WeGROW has already made significant strides in exporting medical cannabis products to international markets. The company has successfully exported its products to Israel and Germany, two countries with strict regulations governing the import and sale of medical cannabis products.
Lesotho’s regulatory environment is one of the key factors that have contributed to the success of companies. As mentioned before, in 2017, the Lesotho government became one of the first countries in Africa to legalize the cultivation and production of medical cannabis. The government has also been proactive in establishing a regulatory framework that provides clear guidelines for companies looking to enter the medical industry in Lesotho.
The government has also established the Lesotho National Development Corporation (LNDC) to provide support and guidance to companies looking to invest in the country. The LNDC has played a key role in attracting foreign investment to Lesotho’s medical cannabis industry, and it has also helped to ensure that companies have the support they need to succeed in the global market.
Also one of the main benefits of the cannabis industry is the potential for job creation. The industry is labor-intensive, and cultivation and processing can provide employment opportunities for thousands of people. This can have a significant impact on the economy, particularly in regions with high unemployment rates. In Lesotho, the cannabis industry is already providing jobs for thousands of people, and the government has identified it as a key priority sector for job creation.
The cannabis industry also has the potential to generate significant revenue for the government. In Lesotho, the government charges licensing fees for cultivation and processing, which can bring in substantial income. According to a report by Prohibition Partners, the industry in Lesotho could be worth up to $1.5 billion by 2025, with a significant portion of this revenue going to the government in the form of taxes and fees.
In addition to job creation and revenue generation, the industry can also drive innovation and technology development in other sectors. For example, cannabis cultivation requires advanced agricultural techniques, such as hydroponic systems and LED lighting, which can be applied to other crops. The development of these technologies can have a ripple effect, driving growth and innovation in other sectors of the economy.
The economic potential of the cannabis industry in Lesotho has not gone unnoticed by international investors. In 2020, Canadian company Canopy Growth acquired Lesotho-based producer Daddy Cann Lesotho, and other international companies have also established operations in the country. These investments are bringing in foreign capital and expertise, which can help to further drive growth in the industry.

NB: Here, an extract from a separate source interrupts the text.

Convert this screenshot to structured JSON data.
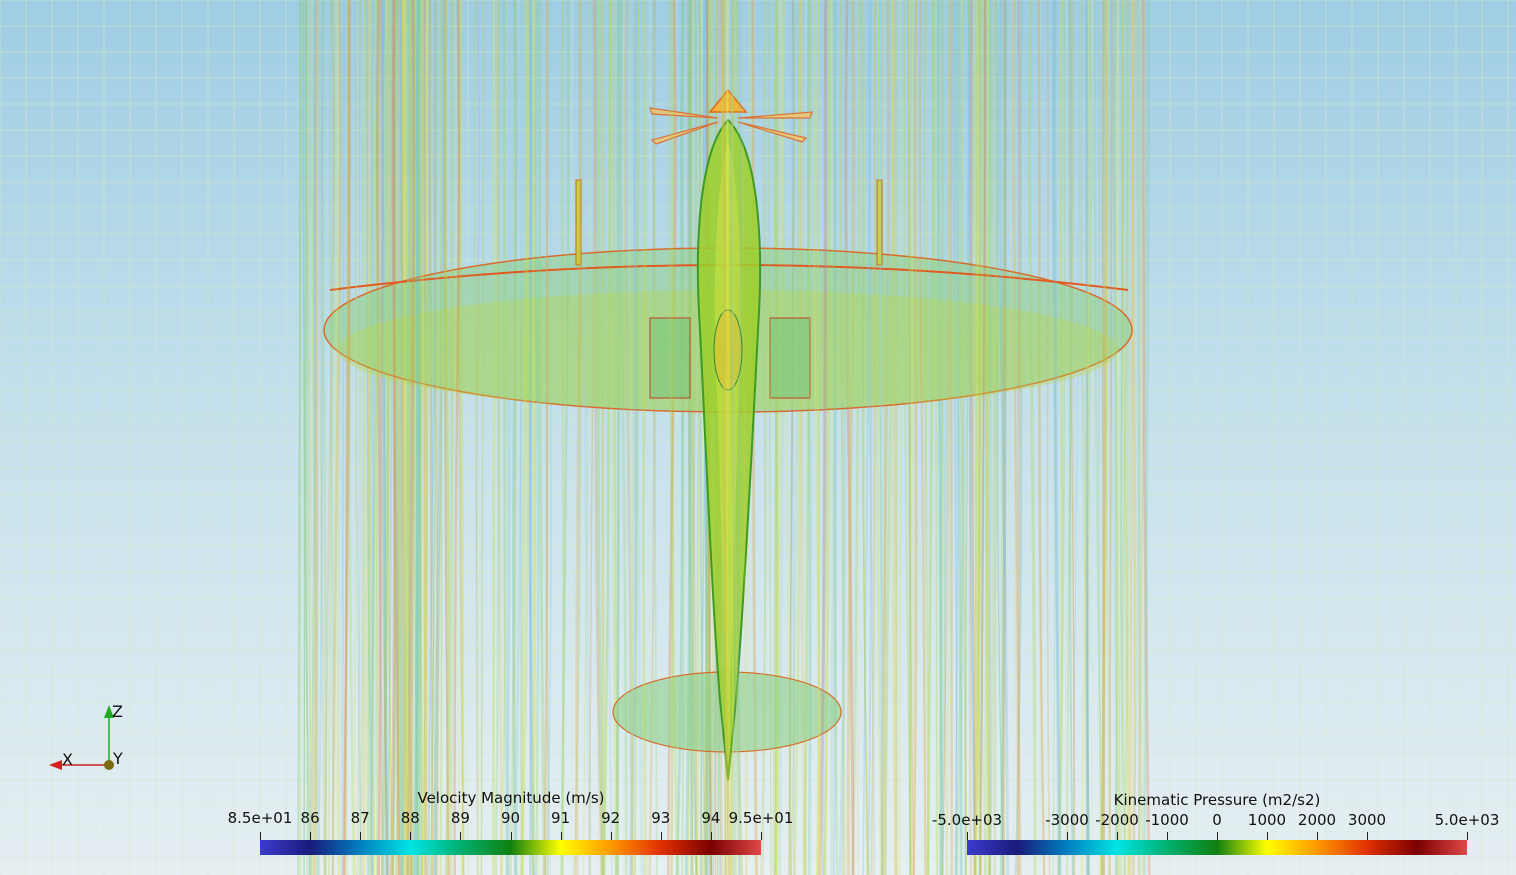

The success of WeGROW and other medical cannabis companies in Lesotho is a testament to the potential of the country’s cannabis industry. With its ideal climate for cultivation and progressive regulatory environment, Lesotho is well-positioned to become a major player in the global medical cannabis market.
The bottom line, Lesotho’s success in the medical cannabis industry is a result of the country’s forward-thinking regulatory environment and ideal climate for cultivation.
Cannabis companies in Lesotho are taking advantage of these factors to produce high-quality medical products that are in demand in international markets. As the global medical markets continue to grow, it is likely that more companies will look to Lesotho as a destination for cannabis cultivation and production.